In 1985, Nelson teamed with Charles during a Nashville Network concert simply titled The Willie Nelson Special. The pair’s performance of “Georgia on My Mind” was a highlight of the program, as the two longtime friends sat together at the piano to trade vocals on the song, as seen above. But Nelson and Charles also played behind the scenes, too, enjoying a rivalry at chess that Nelson joked about during the special. “He won,” Nelson said, adding, “But the next time we’re gonna turn the lights on.” The comment earned a hearty laugh from Charles, as can be seen in the clip below.
Stardust would coincide with Nelson’s first appearance on the cover of Rolling Stone in 1978. In an interview with the magazine’s Chet Flippo, Nelson acknowledged the major gamble he was taking with the LP.
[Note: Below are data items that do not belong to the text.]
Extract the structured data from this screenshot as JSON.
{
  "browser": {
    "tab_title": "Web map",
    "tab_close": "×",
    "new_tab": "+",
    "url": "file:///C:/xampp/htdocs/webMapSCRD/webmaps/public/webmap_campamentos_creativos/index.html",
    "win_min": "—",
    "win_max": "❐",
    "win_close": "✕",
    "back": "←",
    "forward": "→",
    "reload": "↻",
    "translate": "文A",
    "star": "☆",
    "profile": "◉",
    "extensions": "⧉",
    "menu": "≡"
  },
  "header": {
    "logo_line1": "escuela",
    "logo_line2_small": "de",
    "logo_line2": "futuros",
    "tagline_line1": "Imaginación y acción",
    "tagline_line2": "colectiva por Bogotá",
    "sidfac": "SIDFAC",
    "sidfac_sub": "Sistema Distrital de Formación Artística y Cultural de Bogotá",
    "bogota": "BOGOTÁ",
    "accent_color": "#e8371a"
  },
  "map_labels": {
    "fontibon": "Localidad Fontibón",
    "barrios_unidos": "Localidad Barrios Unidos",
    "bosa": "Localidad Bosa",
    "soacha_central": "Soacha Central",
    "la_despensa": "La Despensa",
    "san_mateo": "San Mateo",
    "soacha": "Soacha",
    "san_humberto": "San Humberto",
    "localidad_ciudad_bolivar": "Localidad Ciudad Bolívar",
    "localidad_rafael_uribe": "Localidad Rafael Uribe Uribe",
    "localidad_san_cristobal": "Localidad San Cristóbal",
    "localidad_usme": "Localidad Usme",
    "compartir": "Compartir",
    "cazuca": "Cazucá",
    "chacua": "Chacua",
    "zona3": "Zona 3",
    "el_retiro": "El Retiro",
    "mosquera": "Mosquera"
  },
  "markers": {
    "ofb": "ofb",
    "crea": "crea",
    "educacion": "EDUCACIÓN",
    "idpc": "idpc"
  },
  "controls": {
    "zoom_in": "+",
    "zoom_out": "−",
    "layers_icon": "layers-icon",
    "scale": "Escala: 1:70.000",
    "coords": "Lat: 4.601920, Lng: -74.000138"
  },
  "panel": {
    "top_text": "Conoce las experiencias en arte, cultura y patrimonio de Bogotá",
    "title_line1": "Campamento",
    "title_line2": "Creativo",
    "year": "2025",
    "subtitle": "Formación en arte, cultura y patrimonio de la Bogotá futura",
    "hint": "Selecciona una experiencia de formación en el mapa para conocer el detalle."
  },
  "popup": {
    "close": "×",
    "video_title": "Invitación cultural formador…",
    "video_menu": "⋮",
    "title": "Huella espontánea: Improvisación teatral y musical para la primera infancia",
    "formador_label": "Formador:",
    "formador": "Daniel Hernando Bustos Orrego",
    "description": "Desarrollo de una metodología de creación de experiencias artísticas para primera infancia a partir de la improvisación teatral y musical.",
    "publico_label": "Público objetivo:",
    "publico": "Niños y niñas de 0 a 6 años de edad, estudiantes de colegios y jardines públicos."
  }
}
“I had had the idea for some time but until I met Booker [T. Jones, who produced Stardust], I wasn’t really sure in my mind how well I could do these songs because of my limited musical ability, as far as writing down songs of this caliber. These are complicated songs; they have a lot of chords in them. I needed someone like Booker to write and arrange. Once I got with him it was easy to do the album.”